The full declaration has been dubbed the Lusaka Declaration. The position taken by the consumer leaders on GMOs and food security include:
- All stakeholders have the obligation to guarantee full sovereignty and food security.
- Consumers have the right to choose the food they want to eat and pursue such choices based on their own tastes and convictions, be they religious, cultural, environmental, animal welfare or ethical considerations, and that such decisions must be respected and that consumers must be facilitated to make such decisions through transparent and full disclosure of all relevant and factual information.
- GM technology is not a solution for food security in Africa.
- African countries can address food security through maximizing existing resources, tackling distribution problems, and promoting local foods which are low-tech and highly resistant.
- The adoption of GM technologies places bio-diversity in the region at risk.
- Consumer leaders are opposed to intellectual property rights on genetic resources for food and agriculture because they do not serve the consumer.
Consumer leaders call on national governments to:
- Enact and implement comprehensive labeling laws;
- Ensure adequate safety testing of GM foods (domestically produced and imported);
- Integrate bio-ethics and other legitimate factors in all food policy instruments at the national, regional and international levels, including on national bio-safety committees and food standards organizations;
- Set up a bio-ethics commission to deal with research on biotechnology;
- Set up a risk monitoring body to study the impact of applying innovation in agriculture with respect to the rights and interest of consumers, which include access, choice and bio-diversity;
- Set up a commission and independent audit on the socio-economic impacts of biotechnology in Africa;
- Act in accordance with precautionary principles;
- Adhere to agreements regarding prior informed consent (re: food donations);
- Adopt national and regional regulatory frameworks regarding the introduction of GM seeds and foods;
- Ratify and implement relevant treaties such as the Universal Declaration of Human Rights, Universal Declaration of Human Genome and Human Rights, UN guidelines for consumer protection and sustainable consumption, and the Cartagena Protocol on Bio-safety;
- Include consumer organizations in the drafting and/or revisions of consumer protection legislations;
- Adopt, on the national level, the Organization of African Unity’s (OAU) draft model law on GMOs; and
- Reject private intellectual property rights on genetic resources for food and agriculture and pursue an alternative that ensures that these resources are in the public domain.

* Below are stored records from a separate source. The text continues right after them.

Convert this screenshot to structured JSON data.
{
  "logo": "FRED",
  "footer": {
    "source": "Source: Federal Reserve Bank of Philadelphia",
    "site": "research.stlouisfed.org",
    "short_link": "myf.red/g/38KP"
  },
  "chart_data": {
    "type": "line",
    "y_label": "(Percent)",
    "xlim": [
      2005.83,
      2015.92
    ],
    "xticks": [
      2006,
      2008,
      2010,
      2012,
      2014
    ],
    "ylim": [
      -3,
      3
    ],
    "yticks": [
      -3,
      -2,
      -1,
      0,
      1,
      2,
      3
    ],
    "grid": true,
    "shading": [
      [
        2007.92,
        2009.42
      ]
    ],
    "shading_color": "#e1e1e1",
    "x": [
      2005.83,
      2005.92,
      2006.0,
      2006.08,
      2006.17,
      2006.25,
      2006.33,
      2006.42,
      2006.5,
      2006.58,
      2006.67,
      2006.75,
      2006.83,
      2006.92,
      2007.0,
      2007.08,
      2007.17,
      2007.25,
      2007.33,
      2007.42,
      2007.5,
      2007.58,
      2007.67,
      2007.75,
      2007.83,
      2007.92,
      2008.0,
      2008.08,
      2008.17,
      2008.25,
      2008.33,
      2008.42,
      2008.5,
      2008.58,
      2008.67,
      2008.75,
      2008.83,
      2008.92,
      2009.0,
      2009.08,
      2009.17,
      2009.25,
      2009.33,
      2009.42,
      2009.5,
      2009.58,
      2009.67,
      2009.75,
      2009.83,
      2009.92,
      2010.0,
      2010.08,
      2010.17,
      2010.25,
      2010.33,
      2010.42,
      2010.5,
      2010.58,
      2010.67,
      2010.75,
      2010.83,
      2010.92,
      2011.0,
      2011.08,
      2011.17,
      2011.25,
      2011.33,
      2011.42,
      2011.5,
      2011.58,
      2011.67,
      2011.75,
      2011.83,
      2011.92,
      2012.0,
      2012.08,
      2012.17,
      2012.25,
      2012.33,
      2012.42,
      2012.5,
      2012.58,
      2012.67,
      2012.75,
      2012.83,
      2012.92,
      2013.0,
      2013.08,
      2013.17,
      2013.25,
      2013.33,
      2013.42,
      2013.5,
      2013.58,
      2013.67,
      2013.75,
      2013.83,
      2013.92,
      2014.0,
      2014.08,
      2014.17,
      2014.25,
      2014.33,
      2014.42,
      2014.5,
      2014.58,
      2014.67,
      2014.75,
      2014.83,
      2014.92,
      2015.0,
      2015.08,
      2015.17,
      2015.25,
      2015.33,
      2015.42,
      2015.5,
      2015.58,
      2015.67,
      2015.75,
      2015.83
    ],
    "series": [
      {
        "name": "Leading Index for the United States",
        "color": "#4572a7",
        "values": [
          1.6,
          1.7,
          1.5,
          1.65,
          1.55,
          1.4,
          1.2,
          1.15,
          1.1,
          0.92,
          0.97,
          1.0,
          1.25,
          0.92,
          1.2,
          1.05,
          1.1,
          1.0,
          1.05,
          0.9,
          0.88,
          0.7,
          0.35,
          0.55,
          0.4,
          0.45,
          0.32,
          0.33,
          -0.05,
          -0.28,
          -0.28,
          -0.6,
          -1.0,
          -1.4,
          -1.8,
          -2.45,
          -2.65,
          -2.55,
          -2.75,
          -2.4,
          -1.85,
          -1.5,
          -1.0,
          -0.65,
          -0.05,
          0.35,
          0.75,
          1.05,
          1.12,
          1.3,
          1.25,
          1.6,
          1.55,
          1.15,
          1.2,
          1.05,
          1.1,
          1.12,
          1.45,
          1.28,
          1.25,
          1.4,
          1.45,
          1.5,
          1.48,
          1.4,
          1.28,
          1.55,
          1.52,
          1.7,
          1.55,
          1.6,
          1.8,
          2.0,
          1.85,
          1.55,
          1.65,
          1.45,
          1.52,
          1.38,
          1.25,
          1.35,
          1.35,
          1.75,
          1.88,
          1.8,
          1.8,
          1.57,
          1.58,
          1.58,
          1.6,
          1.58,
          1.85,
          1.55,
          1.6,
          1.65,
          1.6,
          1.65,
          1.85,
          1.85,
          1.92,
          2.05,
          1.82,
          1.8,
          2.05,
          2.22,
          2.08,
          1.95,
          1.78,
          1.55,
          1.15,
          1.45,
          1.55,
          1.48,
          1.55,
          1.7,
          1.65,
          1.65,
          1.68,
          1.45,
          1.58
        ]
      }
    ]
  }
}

These positions were developed after more than five plenary sessions where the 20 African consumer leaders were addressed by experts who support GMOs in agriculture and by experts against them.
For further information and for copies of the full declaration, visit the Consumer Internationals, Africa Office website: www.consumersinternational.org
Note
The following countries were represented at the conference: Benin, Burkina Faso, Burundi, Chad, Cameroon, Ghana, Ivory Coast, Kenya, Malawi, Mauritius, Mozambique, Morocco, Nigeria, Senegal, Seychelles, South Africa, Togo, Uganda, Zambia and Zimbabwe.